On one hand, the mainstream news media has continued to normalize Trump and the Republican fascist project through its obsolete norms and habits: "Both sides" coverage, meaningless conventions of "balance" and fairness, access journalism, horserace coverage, a fetishistic focus on scandal and personality and so on. 

And it is undeniably true that as a sociopathic cult leader and malignant narcissist, Donald Trump is fueled by attention in all its forms. So how is it possible to balance an appropriate level of vigilance while denying Trump and his movement the attention they crave? I have no clear or conclusive answer, but I keep returning to Milton Mayer's book "They Thought They Were Free: The Germans, 1933-45." In this passage, Mayer interviews a colleague about what it was like to live through the rise of Nazism while lacking the language or conceptual framework to make sense of it:

To live in this process is absolutely not to be able to notice it — please try to believe me — unless one has a much greater degree of political awareness, acuity, than most of us had ever had occasion to develop. Each step was so small, so inconsequential, so well explained or, on occasion, "regretted," that, unless one were detached from the whole process from the beginning, unless one understood what the whole thing was in principle, what all these "little measures" that no "patriotic German" could resent must some day lead to, one no more saw it developing from day to day than a farmer in his field sees the corn growing. One day it is over his head.

How is this to be avoided, among ordinary men, even highly educated ordinary men? Frankly, I do not know. I do not see, even now. Many, many times since it all happened I have pondered that pair of great maxims, Principiis obsta and Finem respice — "Resist the beginnings" and "Consider the end." But one must foresee the end in order to resist, or even see, the beginnings. One must foresee the end clearly and certainly and how is this to be done, by ordinary men or even by extraordinary men? Things might have. And everyone counts on that might….

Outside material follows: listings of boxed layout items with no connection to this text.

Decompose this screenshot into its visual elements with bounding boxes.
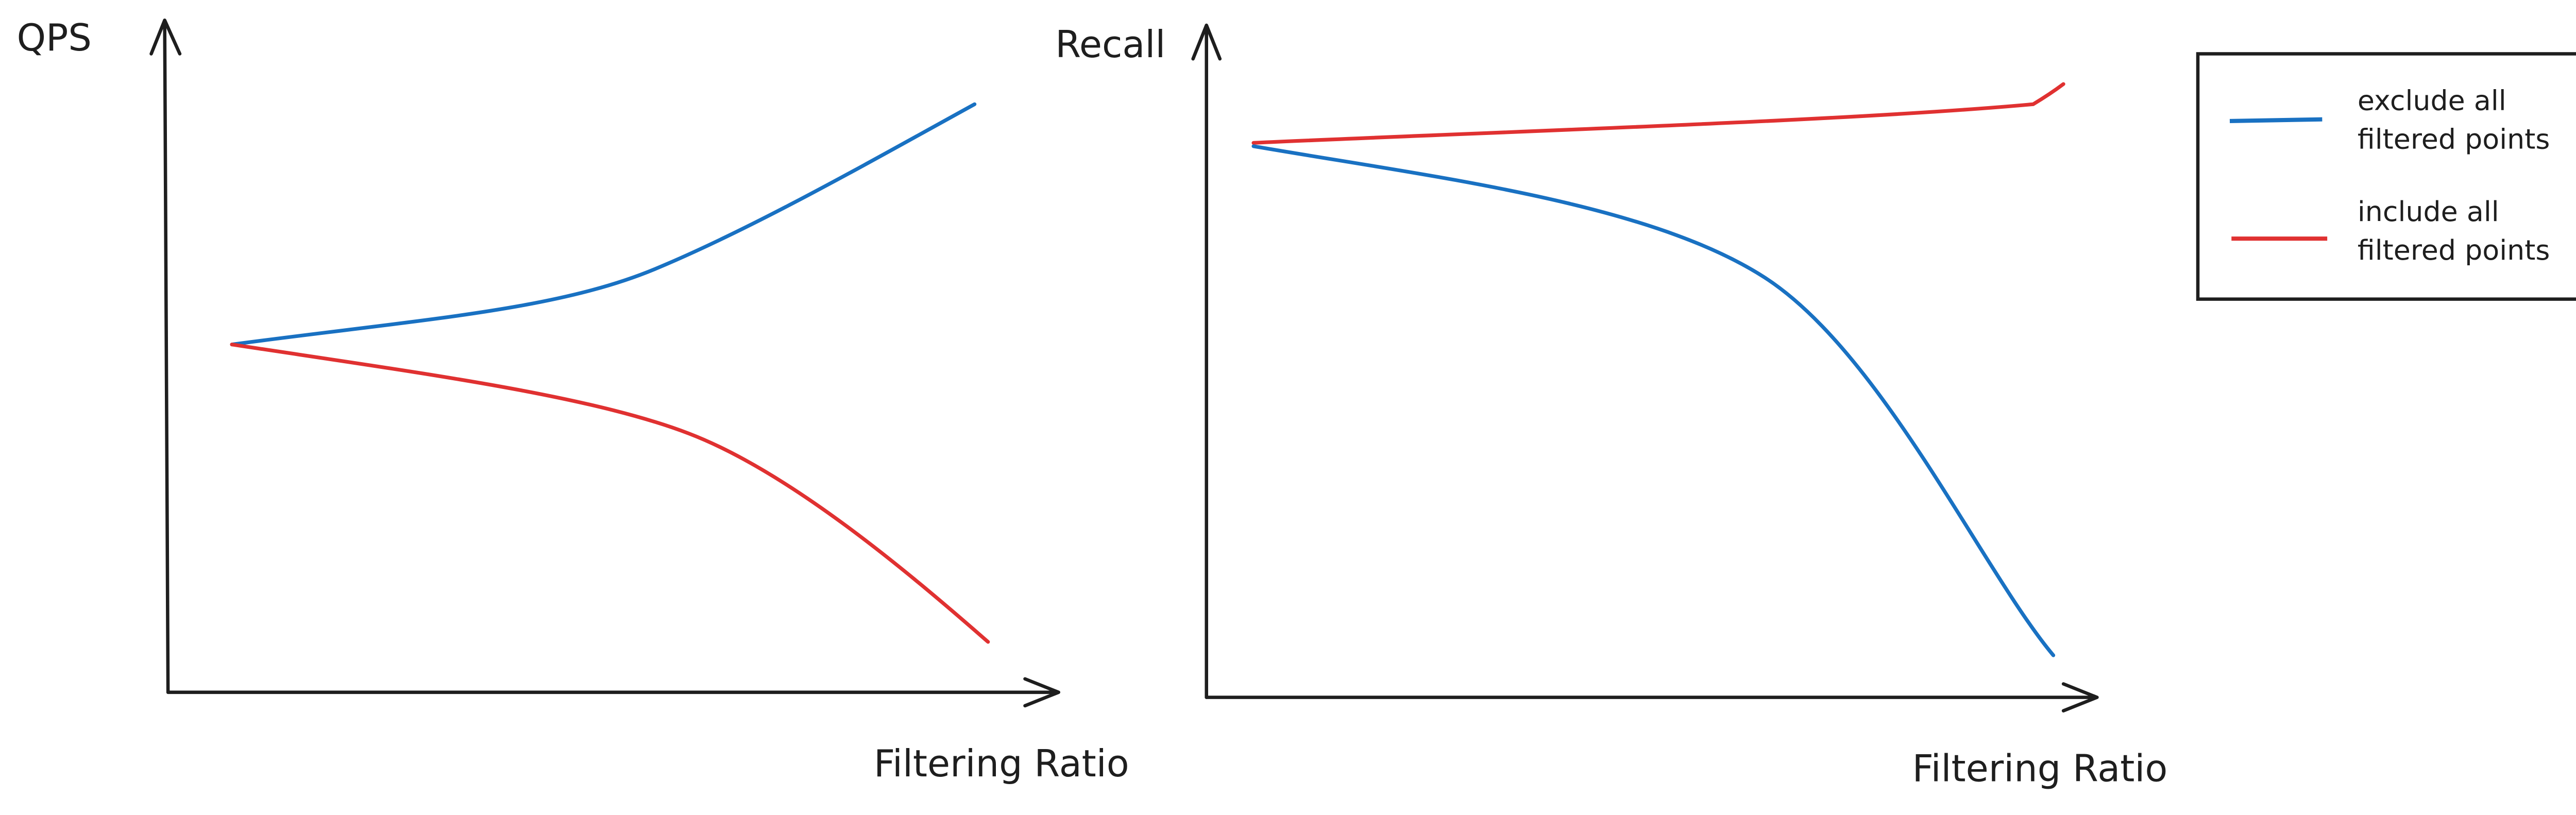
legend-box [2196, 52, 2576, 301]
legend-text: filtered points [2358, 234, 2550, 266]
legend-text: filtered points [2358, 123, 2550, 156]
legend: exclude all filtered points include all … [2196, 52, 2576, 301]
x-axis [1205, 682, 2099, 712]
legend-text: include all [2358, 195, 2499, 228]
exclude-curve [1251, 144, 2056, 657]
y-axis [1191, 23, 1222, 699]
include-curve [1251, 82, 2065, 145]
x-axis-label: Filtering Ratio [1912, 747, 2168, 790]
legend-swatch [2229, 117, 2323, 123]
exclude-curve [230, 102, 977, 347]
left-chart: QPS Filtering Ratio [17, 16, 1129, 785]
x-axis [166, 677, 1060, 708]
legend-text: exclude all [2358, 84, 2506, 117]
x-axis-label: Filtering Ratio [874, 742, 1129, 785]
y-axis-label: Recall [1055, 23, 1165, 66]
right-chart: Recall Filtering Ratio [1055, 23, 2167, 790]
y-axis-label: QPS [17, 16, 92, 59]
include-curve [230, 343, 990, 644]
y-axis [149, 18, 182, 694]
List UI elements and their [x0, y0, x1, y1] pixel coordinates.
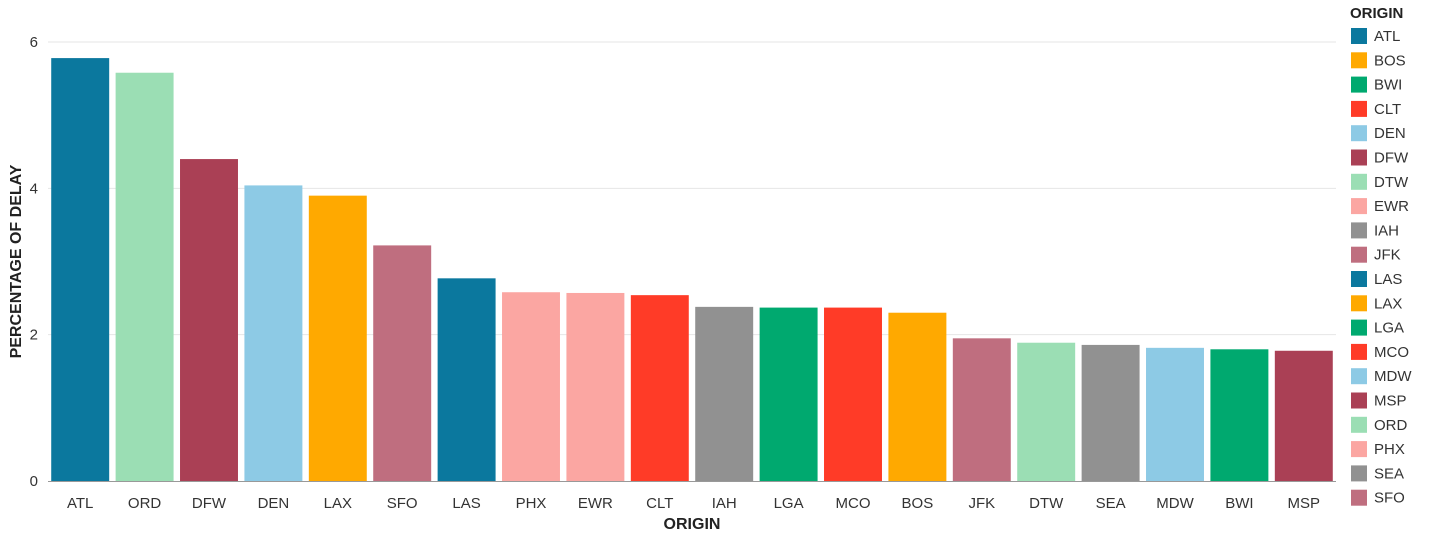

In the university community, in your own community, you speak privately to your colleagues, some of whom certainly feel as you do; but what do they say? They say, "It's not so bad" or "You're seeing things" or "You're an alarmist." And you are an alarmist. You are saying that this must lead to this, and you can't prove it. These are the beginnings, yes; but how do you know for sure when you don't know the end, and how do you know, or even surmise, the end? [my emphases added]

That's not "doom porn"; it is reasoned wisdom and insight painfully learned from some of the worst times in human history. This is a dangerous moment that may not be apparent as such, a seductive interregnum in what will clearly be a long crisis and fight. In a new essay at Capital & Main, Jessica Goodheart writes:

But those who have been warning about the rise in political extremism say this is no time to rest. American democracy is in a weakened state. Among its ailments: a segment of the public in thrall to the Big Lie that Trump won the 2020 election, social media platforms that peddle misinformation and gerrymandering that polarizes state politics. Along with those threats, two looming U.S. Supreme Court cases could further imperil voting rights and make the country even more vulnerable to the politically motivated overturning of presidential elections. "You can't get complacent," said David Pepper, the former Ohio Democratic Party chair who has been warning of rising extremism in statehouses. There are "still some really blaring alarm bells, some really disturbing attacks on democracy and the rule of law happening all over the place."

Too many Americans want to rest. They are tired. Those of us who are most vulnerable to the Trumpist culture of cruelty really do not have that luxury. We will keep on saying that rest is a privilege we cannot afford, that the work ahead will be trying and difficult and not always popular, and that we must endure and persist if we genuinely want to (re)build democracy.